Depending on the data collection scheme, spreadsheet-based solutions often contain several cases per patient for follow-up visits, which results in multiple rows of data per patient. Currently, the S2O-application is not capable to identify and handle multiple cases per patient. A dynamic list of repeating variables might be applied to include those cases into multiple repeating FormData or ItemGroupData-elements within the ClinicalData-hierarchy. A further minor weakness is the loss of date format and alignment information during the conversion process.
ODM is only able to process the XML-date format and does not store country-specific display formats.
The role of ODM in electronic data capture
According to the FDA’s Data Standards Catalog, this authority accepts Define-XML as communication format for the definition of clinical study data, which is an extension of the ODM standard [29] and currently, the FDA is performing a pilot evaluation project to identify a new standard for the electronic submission of trial data [30]. This pilot project comprises the evaluation for the applicability of the ODM-Dataset-XML standard (also an extension of the ODM format) as an alternative for the ageing 8bit SAS XPORT format.
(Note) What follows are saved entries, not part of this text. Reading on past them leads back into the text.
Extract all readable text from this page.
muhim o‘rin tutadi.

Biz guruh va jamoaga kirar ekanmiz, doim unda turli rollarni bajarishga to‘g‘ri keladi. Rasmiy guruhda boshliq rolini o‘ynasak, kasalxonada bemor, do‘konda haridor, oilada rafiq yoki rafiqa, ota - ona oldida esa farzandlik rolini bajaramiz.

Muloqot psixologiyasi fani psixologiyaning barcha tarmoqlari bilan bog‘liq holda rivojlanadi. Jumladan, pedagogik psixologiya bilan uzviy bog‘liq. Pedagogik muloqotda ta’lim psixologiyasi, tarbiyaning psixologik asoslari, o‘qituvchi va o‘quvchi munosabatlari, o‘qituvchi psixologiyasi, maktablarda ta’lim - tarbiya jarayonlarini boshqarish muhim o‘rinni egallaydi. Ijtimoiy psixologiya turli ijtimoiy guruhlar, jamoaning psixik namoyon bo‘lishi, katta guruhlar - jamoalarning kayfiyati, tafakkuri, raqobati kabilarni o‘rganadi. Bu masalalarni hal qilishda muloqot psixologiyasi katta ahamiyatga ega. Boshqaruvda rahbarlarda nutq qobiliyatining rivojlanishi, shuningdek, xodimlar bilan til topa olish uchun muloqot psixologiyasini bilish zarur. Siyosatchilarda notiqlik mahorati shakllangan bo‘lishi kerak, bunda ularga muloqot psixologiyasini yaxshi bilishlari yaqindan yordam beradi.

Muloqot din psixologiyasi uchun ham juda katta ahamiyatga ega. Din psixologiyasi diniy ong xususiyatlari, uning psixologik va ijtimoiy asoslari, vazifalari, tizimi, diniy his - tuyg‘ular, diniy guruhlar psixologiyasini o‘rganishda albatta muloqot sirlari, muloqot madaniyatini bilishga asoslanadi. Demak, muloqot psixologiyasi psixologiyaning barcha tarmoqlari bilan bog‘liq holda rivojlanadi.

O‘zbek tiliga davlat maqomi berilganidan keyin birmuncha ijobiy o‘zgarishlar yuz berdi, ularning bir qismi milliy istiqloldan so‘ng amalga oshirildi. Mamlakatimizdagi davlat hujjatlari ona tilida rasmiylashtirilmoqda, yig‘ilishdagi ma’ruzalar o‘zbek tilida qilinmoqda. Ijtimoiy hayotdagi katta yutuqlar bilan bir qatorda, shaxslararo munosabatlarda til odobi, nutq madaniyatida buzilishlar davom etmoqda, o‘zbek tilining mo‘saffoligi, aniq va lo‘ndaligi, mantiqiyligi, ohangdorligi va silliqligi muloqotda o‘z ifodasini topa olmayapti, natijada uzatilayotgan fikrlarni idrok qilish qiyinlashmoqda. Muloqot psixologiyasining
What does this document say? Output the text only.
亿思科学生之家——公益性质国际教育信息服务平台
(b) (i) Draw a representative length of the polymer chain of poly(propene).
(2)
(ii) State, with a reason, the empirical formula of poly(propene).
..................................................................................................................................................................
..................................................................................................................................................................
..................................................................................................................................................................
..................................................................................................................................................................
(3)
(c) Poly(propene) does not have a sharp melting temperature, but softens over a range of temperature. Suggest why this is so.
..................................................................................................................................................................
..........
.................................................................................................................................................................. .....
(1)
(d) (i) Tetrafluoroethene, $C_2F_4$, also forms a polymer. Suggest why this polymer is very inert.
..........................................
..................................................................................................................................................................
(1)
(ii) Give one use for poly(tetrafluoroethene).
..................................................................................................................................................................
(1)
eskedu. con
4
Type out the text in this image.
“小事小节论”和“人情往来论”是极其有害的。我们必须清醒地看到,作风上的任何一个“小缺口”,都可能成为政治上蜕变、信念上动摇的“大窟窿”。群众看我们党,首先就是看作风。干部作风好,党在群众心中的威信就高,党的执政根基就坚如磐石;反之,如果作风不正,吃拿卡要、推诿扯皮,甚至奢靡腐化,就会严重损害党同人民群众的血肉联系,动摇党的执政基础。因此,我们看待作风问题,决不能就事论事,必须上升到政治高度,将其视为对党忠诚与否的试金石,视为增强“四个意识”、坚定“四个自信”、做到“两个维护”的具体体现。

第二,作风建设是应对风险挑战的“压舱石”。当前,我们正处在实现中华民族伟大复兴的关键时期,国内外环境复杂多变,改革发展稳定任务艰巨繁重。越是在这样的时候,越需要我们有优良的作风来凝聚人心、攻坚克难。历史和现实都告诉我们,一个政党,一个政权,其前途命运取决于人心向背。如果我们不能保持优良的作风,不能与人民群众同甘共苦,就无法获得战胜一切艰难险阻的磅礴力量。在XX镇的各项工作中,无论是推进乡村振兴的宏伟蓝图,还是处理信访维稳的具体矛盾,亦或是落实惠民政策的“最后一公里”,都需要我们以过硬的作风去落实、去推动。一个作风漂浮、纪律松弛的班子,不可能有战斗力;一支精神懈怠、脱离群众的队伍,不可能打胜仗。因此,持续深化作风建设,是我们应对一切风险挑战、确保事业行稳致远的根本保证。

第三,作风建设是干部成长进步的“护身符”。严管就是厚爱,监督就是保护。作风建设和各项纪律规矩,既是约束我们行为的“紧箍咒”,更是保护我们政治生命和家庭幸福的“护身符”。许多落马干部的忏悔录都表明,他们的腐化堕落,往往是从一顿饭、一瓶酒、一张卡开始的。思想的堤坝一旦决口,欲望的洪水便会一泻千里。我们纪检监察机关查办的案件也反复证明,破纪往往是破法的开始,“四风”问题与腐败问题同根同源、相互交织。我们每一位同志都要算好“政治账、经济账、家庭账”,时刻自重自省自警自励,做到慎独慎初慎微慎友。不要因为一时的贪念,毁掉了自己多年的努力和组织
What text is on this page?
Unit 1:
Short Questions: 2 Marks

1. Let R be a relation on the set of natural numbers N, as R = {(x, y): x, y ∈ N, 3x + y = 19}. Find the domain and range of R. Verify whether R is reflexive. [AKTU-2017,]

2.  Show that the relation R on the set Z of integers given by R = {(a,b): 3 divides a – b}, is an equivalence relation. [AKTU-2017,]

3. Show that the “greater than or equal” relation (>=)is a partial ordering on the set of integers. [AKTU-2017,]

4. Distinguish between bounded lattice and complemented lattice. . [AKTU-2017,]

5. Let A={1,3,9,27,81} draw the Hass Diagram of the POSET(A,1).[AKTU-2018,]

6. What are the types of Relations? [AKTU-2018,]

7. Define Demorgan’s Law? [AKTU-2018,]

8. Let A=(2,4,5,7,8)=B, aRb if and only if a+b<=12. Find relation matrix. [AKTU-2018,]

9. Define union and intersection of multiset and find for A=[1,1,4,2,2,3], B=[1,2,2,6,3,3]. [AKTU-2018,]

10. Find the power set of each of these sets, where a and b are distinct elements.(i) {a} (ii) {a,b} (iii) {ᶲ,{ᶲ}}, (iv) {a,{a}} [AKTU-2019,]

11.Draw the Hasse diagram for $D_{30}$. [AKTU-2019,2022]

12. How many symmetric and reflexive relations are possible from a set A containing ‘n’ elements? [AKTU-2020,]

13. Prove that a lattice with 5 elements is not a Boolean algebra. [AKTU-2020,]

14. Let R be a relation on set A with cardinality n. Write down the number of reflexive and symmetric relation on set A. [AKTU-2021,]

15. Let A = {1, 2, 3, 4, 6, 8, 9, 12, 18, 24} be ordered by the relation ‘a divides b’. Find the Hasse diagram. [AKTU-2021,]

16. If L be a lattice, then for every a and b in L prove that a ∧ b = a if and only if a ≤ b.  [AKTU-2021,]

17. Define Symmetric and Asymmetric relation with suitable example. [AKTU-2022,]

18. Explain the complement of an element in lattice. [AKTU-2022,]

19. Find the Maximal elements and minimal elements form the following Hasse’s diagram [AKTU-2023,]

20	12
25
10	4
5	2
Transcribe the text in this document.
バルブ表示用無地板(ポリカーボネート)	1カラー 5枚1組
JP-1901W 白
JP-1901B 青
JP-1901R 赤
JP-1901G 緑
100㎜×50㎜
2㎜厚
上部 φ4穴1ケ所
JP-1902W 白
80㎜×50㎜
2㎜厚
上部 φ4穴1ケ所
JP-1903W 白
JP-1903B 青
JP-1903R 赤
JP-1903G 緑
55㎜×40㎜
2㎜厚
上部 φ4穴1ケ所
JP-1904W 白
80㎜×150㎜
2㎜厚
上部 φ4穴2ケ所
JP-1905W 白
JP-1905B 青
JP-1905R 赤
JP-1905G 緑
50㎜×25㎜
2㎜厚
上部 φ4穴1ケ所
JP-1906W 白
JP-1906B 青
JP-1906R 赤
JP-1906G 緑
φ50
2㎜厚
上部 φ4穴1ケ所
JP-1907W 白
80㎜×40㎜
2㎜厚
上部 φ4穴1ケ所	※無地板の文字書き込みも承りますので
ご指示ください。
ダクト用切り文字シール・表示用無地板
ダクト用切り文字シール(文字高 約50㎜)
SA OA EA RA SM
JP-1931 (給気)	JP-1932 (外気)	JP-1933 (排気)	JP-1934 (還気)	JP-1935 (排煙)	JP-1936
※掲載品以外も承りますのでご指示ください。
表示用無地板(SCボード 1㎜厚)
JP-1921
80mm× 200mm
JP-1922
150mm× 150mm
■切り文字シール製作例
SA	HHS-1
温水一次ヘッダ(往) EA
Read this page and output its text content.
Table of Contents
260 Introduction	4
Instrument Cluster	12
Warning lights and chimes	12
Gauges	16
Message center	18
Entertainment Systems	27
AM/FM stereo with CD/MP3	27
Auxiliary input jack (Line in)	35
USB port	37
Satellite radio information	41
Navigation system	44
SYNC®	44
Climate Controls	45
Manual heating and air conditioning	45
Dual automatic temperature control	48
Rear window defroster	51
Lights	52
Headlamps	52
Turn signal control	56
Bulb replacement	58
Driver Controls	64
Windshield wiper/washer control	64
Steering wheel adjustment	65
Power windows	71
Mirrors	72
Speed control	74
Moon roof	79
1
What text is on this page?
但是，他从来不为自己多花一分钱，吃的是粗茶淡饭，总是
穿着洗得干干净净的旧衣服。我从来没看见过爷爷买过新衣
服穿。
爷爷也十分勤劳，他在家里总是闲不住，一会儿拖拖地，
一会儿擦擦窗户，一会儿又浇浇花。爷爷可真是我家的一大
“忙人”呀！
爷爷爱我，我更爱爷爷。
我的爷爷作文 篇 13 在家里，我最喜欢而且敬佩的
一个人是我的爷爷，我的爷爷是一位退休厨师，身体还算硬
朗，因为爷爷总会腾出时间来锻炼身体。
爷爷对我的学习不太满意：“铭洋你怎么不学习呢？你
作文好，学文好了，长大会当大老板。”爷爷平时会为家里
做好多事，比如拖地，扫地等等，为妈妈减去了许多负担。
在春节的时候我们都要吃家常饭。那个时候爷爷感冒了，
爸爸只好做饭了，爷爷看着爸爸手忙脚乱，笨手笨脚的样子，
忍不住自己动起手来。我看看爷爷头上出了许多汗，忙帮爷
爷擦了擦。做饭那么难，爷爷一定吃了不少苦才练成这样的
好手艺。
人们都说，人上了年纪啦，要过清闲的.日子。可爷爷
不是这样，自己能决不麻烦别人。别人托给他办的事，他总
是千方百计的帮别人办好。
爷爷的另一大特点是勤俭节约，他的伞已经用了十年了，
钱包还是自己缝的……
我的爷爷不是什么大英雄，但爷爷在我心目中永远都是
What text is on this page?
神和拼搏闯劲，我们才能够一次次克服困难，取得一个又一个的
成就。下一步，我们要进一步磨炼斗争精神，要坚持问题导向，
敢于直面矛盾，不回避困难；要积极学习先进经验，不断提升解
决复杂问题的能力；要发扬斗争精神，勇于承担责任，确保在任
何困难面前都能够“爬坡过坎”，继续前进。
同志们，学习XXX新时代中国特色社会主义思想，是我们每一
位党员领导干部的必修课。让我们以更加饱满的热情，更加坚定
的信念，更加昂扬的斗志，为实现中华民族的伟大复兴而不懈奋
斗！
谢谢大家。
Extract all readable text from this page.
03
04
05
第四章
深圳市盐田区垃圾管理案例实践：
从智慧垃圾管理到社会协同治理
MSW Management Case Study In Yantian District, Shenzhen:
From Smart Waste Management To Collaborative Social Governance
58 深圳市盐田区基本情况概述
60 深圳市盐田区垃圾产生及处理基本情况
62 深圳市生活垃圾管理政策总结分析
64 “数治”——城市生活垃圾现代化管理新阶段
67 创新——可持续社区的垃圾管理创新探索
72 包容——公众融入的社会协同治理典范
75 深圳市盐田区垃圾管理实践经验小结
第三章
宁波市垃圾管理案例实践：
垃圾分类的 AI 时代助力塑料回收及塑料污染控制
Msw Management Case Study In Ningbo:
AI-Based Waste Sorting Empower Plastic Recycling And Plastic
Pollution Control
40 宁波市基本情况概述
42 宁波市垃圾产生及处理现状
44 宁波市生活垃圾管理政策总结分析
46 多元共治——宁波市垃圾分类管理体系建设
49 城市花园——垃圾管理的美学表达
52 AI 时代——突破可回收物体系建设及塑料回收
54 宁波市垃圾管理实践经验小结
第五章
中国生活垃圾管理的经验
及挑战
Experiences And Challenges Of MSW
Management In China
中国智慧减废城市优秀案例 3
ODM on the other hand, is a distinguished standard for exchange and archiving of clinical trial metadata as well as clinical data [10, 31]. With the aid of official CDISC extensions ODM is also capable to process and communicate trial protocol information [16]. Thus, several EDC systems accept CDISC ODM as a data modeling and exchange format, the communication of converted study-related data can be established and fosters the model-driven-architecture approach for creating the trial database. EDC systems usually fulfill the regulatory requirements such as GCP [32]. Metadata from many CRFs in ODM format are available for example in the portal of medical data models
Clinical data models
Data models in healthcare and research need to be kept interoperable for data exchange between different applications. In this regard, Legaz-García et al. have developed a mapping model between the Clinical Element Model and the openEHR Archetypes [33]. A converter for transformations between CDISC ODM and the Archetype Description Language was described previously [34]. The advantage of this approach is that the data structure is the same in both systems and captured data can easily be merged for statistical analyses. In addition, a mapping scheme for transformations between the ISO11179 standard for metadata registries and ODM was created [35]. This approach has been validated by converting all released CRFs from the NCI caDSR repository and uploading the result into the portal of Medical Data Models. In ODM it is possible to enrich medical concepts with codes of common terminologies. Semantically annotated forms allow comparison and frequency analyses if a large amount of forms is available in a structured way [36, 37]. It has also been shown, that ODM is eligible for the exchange of clinical data between different medical applications for instance electronic health record systems and EDC [38–40] systems or research platforms like i2b2 [41, 42].
Future work
The aim of a further release of the S2O converter will be the improvement of the algorithm towards the capability to handle multiple rows of values per patient from the SPSS file. Although it is rather a minor limitation, a future release of the converter should work without the SPSS internal library that requires SPSS to be installed on the computer.
An XML vendor extension of ODM could be applied to map the missing SPSS parameters such as alignment, role, missing values or measure. Then it would be possible to establish a full bidirectional conversion.